Он также продолжал издавать для друзей и родни «Сайнтифик Газетт» и «Род Айленд Джорнал оф Астрономи». На этот раз они копировались на гектографе тиражом двадцать пять экземпляров. Какое-то время в 1905 году друзья Лавкрафта Честер и Гарольд Манро издавали конкурирующую газету. Вместе ребята устраивали представления, озвучивая диапозитивы и показывая фокусы.
Позже в 1905 году Лавкрафт уговорил мать купить ему маленький ручной печатный станок. Полгода он множил на гектографе рекламные объявления, предлагая печатать визитки по пять центов за дюжину. История умалчивает, получил ли он какие-нибудь заказы.
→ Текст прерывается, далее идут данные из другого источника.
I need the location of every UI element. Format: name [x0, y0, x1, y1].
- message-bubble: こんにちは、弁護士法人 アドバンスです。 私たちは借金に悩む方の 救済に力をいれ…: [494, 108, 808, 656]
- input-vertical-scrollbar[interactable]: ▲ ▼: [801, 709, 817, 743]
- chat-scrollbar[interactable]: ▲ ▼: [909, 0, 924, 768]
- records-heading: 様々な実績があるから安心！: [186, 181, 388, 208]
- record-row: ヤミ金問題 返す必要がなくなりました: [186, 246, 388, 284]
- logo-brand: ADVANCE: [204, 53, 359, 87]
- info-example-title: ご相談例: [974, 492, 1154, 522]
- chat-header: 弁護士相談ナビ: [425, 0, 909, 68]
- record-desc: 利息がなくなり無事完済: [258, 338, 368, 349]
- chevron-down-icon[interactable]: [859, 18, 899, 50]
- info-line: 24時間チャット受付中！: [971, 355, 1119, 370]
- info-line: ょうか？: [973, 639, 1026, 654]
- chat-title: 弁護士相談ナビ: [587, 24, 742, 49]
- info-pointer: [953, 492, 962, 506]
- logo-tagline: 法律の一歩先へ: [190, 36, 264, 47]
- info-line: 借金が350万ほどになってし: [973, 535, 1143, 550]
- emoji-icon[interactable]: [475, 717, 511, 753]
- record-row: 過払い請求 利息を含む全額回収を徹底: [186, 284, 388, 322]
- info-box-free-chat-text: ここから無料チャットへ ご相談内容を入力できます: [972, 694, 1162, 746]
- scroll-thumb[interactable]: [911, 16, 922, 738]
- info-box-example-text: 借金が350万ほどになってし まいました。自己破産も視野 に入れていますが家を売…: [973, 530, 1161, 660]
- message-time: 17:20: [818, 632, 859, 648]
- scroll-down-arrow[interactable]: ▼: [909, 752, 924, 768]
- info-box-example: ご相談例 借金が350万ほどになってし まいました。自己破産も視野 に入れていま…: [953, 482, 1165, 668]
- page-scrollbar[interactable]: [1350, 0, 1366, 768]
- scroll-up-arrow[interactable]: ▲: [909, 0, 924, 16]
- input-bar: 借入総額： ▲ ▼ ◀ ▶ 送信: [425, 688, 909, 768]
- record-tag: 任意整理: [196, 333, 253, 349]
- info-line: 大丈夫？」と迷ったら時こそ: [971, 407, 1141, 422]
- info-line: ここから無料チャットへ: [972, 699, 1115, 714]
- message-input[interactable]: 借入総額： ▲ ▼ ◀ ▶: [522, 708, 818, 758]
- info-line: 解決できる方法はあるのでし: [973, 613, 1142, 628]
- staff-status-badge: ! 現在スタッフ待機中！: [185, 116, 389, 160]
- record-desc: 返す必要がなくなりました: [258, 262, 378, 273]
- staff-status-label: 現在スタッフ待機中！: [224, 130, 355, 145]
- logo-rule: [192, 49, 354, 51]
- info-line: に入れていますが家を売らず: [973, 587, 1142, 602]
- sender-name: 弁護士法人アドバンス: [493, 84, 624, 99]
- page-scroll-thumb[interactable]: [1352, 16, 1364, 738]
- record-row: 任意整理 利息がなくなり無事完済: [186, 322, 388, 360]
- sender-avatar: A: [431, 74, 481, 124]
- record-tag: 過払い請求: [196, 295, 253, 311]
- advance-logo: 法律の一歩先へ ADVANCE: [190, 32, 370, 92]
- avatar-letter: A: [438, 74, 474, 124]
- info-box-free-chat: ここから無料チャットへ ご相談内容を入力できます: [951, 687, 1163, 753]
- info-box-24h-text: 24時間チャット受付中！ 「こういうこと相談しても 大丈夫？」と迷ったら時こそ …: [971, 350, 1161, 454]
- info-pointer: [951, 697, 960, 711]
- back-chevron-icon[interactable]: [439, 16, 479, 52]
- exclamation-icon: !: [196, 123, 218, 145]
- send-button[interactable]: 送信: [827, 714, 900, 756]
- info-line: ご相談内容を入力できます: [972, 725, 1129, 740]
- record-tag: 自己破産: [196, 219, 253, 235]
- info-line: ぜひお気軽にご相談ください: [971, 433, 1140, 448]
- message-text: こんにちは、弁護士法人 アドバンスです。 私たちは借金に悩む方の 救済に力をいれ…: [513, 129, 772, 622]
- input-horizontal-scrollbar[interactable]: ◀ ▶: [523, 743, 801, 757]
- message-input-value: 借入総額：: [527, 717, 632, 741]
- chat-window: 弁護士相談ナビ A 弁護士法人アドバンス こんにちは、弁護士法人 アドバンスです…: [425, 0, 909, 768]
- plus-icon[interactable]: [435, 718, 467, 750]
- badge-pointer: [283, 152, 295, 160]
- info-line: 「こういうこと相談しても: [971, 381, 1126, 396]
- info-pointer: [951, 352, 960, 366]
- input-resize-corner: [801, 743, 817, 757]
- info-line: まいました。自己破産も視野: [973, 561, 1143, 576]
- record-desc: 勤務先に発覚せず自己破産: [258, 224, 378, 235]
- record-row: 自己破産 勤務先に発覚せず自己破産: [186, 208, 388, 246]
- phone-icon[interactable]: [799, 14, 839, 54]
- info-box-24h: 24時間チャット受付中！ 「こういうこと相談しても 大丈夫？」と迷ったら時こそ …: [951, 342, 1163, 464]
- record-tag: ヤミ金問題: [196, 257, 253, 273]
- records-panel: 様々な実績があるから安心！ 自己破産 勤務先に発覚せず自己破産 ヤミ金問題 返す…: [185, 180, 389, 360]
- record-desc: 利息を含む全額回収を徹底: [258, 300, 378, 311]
Весной 1906–го Лавкрафт выставил свой печатный станок на продажу. Он пробовал организовать Провиденсское астрономическое общество, из-за которого у него не оставалось времени на печать; 25 января 1907 года он читал лекцию по астрономии в Клубе мальчиков Первой баптистской церкви. Ему также были нужны деньги для других астрономических приборов. В любом случае, он никогда не был особо умелым в обращении с техникой.
В это же время Лавкрафт испытал приступ преждевременного общественного сознания: «Тогда я был великим реформатором (в своих мыслях) и лелеял высокие идеи о подъеме масс. В публичной библиотеке я познакомился с внешне обнадеживающим шведским мальчиком – он работал на стеллажах, где хранились книги, – и пригласил его к себе, чтобы расширить его интеллект. (Мне было пятнадцать, ему около того же, хотя он был ниже ростом и выглядел младше.) Я думал, что нашел молчаливого безвестного Мильтона (он как будто интересовался моей работой), и, несмотря на протесты матери, часто принимал его в своей библиотеке. Тогда я верил в равенство и попрекал его, когда он обращался к моей матери „мадам“, – я говорил, что будущему ученому не следует разговаривать как слуга! Но вскоре он проявил качества, которые оттолкнули меня, и я был вынужден предоставить его своей плебейской судьбе… Он покинул библиотеку (по просьбе), и больше я его не видел».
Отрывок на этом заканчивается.